Deze decanale kerk is een neo-gotische hallenkerk met een zeer lange en boeiende geschiedenis waarvan de eerste schriftelijke bronnen teruggaan tot het jaar 1109. Tijdens de eerste helft van de veertiende eeuw kwamen er twee zijkoren bij. Hierdoor werd de kerk rechthoekig en telde ze drie beuken. Hoe de eerste kerk er uitzag is niet bekend. Kan. J. Brys heeft het over een kruiskerk in veldsteen, met
een koor, een beuk, een toren in het midden en nog twee altaren in de armen van het kruis.
Volgens Brys werd de kerk al in de dertiende eeuw vergroot door het aanbouwen van twee zijbeuken. In het document van 1105 wordt vermeld dat de kerk synode recht heeft. Sommige auteurs leiden hieruit af dat ze zoals andere soortgelijke kerken reeds in de negende of tiende eeuw kan ontstaan zijn. In z'n lange geschiedenis werd de kerk meermaals geplunderd, vernield en heropgebouwd. Een eerste maal in 1382, door de Gentenaren. Het herstel duurt tot 1440. In 1452 en in 1453 komen de Gentse Witte Kaproenen en de soldaten van Filips de Goede ze opnieuw verwoesten. In 1544 wordt de kerk opnieuw uitgebreid: het hoofdeinde van het hoogkoor en zijkoren worden bijgebouwd.
In 1579, ten tijde van het calvinisme, steken de zogenaamde Malcontenten (=katholieke verzet), de kerk in brand. In 1587 wordt de kerk nogmaals geplunderd door vrijbuiters uit Sluis. Pas in 1611 kan de kerk opnieuw gebruikt worden en in 1623 is ze hersteld.
In 1635 vinden we een eerste afbeelding van de kerk in het landboek Lowys.

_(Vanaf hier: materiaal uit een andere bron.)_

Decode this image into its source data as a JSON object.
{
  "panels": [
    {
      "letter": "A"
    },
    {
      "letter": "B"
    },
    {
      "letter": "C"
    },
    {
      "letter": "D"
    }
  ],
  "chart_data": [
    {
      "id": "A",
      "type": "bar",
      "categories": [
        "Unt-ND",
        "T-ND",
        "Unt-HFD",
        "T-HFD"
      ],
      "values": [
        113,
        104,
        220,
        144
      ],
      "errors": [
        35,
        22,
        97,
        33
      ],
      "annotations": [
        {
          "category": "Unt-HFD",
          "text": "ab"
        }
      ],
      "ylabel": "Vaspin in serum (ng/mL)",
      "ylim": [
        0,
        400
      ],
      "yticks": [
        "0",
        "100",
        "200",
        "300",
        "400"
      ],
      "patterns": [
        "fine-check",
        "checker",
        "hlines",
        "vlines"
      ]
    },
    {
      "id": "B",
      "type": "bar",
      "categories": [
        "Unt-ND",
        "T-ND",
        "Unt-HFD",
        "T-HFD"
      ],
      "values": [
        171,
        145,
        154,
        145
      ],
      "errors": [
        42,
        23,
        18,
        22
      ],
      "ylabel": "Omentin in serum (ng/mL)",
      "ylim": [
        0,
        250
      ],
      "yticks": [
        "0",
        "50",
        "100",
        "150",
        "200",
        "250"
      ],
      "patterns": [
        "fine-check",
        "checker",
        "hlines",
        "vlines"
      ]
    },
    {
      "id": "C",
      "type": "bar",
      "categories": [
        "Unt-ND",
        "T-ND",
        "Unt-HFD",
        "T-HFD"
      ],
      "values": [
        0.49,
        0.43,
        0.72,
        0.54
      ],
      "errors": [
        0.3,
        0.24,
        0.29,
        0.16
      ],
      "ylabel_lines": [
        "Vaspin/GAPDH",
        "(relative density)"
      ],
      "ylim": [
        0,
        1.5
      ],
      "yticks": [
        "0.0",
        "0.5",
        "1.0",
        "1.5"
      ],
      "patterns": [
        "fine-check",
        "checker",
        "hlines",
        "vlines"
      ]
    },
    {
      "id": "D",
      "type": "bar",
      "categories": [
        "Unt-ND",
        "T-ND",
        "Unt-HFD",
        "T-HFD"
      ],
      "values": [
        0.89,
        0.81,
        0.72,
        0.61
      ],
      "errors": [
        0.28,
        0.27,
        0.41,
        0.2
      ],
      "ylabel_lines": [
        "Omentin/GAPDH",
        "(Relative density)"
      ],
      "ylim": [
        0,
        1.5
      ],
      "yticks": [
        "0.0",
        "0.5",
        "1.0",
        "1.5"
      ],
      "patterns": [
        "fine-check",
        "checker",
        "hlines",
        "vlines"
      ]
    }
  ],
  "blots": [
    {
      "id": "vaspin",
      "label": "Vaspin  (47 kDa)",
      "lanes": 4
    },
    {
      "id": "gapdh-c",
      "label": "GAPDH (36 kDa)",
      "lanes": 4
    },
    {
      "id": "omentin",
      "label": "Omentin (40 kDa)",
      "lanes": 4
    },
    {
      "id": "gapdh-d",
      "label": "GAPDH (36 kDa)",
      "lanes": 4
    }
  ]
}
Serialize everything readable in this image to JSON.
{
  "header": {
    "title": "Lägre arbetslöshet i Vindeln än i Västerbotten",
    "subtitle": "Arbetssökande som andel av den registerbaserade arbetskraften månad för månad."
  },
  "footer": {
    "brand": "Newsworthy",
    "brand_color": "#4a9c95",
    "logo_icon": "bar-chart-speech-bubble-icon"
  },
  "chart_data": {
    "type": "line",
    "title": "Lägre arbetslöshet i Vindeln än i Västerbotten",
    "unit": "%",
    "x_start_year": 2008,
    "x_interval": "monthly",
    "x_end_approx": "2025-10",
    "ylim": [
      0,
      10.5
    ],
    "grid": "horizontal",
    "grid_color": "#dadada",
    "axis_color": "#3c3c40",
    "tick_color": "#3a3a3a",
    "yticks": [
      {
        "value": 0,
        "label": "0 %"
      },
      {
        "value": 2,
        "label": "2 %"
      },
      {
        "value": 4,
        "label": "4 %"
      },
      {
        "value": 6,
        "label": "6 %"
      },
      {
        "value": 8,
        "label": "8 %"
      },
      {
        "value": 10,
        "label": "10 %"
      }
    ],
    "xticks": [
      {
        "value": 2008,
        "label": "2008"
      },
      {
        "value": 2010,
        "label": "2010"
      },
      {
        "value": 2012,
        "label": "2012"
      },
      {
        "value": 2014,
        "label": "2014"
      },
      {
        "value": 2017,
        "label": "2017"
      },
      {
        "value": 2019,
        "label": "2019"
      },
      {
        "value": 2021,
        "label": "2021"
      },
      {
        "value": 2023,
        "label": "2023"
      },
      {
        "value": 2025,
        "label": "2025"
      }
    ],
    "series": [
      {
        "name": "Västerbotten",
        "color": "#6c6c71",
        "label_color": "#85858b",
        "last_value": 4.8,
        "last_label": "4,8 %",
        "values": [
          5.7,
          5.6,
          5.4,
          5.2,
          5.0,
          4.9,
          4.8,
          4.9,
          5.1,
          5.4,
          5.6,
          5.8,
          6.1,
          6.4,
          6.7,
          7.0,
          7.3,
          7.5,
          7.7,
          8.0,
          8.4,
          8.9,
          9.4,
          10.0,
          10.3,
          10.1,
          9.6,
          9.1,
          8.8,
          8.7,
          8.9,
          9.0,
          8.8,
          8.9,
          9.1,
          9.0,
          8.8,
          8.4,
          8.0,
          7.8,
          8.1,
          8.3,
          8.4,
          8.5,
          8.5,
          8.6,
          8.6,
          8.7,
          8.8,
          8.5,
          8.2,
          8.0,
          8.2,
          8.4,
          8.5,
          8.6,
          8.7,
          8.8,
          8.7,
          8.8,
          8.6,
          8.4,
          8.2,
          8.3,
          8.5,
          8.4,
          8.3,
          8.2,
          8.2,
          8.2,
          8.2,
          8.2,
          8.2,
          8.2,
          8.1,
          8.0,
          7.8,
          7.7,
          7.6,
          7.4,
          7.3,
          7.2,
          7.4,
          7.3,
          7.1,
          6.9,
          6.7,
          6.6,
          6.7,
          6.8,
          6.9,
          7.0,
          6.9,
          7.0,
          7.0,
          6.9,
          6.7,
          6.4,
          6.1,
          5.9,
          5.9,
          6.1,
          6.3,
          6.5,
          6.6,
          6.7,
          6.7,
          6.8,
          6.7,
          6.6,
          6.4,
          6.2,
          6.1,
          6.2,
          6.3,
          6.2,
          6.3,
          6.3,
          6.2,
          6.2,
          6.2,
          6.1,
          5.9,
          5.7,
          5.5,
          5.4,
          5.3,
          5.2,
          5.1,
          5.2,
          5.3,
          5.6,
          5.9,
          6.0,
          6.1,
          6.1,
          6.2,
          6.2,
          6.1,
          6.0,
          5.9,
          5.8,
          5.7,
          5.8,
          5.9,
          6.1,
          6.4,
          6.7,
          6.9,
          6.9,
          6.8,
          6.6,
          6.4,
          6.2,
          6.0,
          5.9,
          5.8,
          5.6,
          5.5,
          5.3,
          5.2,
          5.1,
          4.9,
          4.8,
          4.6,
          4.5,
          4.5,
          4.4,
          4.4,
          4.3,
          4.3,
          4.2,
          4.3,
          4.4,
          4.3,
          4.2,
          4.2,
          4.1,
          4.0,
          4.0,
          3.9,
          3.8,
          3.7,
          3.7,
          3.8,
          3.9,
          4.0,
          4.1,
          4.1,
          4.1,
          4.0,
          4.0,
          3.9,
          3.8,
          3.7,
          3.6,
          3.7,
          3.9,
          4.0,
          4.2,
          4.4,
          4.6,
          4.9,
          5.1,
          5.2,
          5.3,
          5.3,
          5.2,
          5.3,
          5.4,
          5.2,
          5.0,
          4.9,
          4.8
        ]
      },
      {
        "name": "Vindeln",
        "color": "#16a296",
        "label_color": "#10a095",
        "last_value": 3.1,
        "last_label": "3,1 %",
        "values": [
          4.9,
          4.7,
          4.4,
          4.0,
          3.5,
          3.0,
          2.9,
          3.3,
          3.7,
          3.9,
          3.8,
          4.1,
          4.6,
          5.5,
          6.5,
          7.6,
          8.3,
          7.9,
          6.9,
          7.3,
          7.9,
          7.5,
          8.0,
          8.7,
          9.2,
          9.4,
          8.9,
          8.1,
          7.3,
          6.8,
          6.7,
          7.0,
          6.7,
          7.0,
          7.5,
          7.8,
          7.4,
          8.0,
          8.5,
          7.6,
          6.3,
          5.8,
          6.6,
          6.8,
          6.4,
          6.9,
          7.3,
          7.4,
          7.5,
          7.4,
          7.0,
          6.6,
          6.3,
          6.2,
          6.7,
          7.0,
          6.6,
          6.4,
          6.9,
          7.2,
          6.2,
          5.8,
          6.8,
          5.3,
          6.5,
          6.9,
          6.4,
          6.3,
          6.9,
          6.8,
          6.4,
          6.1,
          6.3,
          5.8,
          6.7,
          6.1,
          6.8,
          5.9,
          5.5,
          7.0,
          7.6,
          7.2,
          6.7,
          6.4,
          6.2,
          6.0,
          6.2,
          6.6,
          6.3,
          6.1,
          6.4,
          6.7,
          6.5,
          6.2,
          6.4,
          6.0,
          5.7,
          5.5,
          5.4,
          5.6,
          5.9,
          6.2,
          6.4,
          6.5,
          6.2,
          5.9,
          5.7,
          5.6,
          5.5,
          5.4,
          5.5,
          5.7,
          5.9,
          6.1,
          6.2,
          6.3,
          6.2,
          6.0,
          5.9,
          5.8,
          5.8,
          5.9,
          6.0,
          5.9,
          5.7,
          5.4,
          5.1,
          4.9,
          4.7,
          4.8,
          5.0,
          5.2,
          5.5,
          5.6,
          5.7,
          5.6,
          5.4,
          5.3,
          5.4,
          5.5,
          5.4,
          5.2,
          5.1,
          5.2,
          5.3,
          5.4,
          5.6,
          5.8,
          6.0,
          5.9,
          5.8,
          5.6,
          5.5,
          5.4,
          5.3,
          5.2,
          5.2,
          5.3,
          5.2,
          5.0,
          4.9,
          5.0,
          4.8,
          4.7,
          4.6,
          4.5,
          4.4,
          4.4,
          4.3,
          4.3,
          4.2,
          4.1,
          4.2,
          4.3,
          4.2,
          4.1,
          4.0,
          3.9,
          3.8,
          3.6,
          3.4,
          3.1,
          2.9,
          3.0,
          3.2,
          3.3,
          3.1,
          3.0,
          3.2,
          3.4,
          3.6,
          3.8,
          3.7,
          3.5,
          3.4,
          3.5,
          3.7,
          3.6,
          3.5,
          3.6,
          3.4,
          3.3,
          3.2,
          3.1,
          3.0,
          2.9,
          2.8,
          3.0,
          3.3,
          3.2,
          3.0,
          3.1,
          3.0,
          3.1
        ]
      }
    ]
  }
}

Tijdens de Dertigjarige oorlog (1618-1648) krijgt de kerk het opnieuw zwaar te verduren. Op 25 september 1645 wordt de kerk door soldaten van Lodewijk XIV platgebrand. Eerst blijft de toren staan, maar ook deze stort in in het jaar 1649.
Het herstel duurt van 1646 tot 1720. Maar ook tijdens het herstel, in de jaren 1695-1696 komen de Fransen opnieuw langs. De gardiaan van het patersklooster beschrijft: "Ze staken de huizen in brand, plunderden de kerken, jonge meisjes, weduwen en getrouwde vrouwen beroofden ze van hun klederen, bonden ze naakt aan de bomen. De priesters lieten ze amper hun hemd op het lijf. Alle heilige vaten werden gestolen, het Allerheiligst Sacrament werd onder de voeten vertrappeld; ze smeerden hun schoenen in met heilige Olie, deden hun onreinheden in de doopvont, met één woord, al wat gewijd en heilig was, werd door hen geschonden."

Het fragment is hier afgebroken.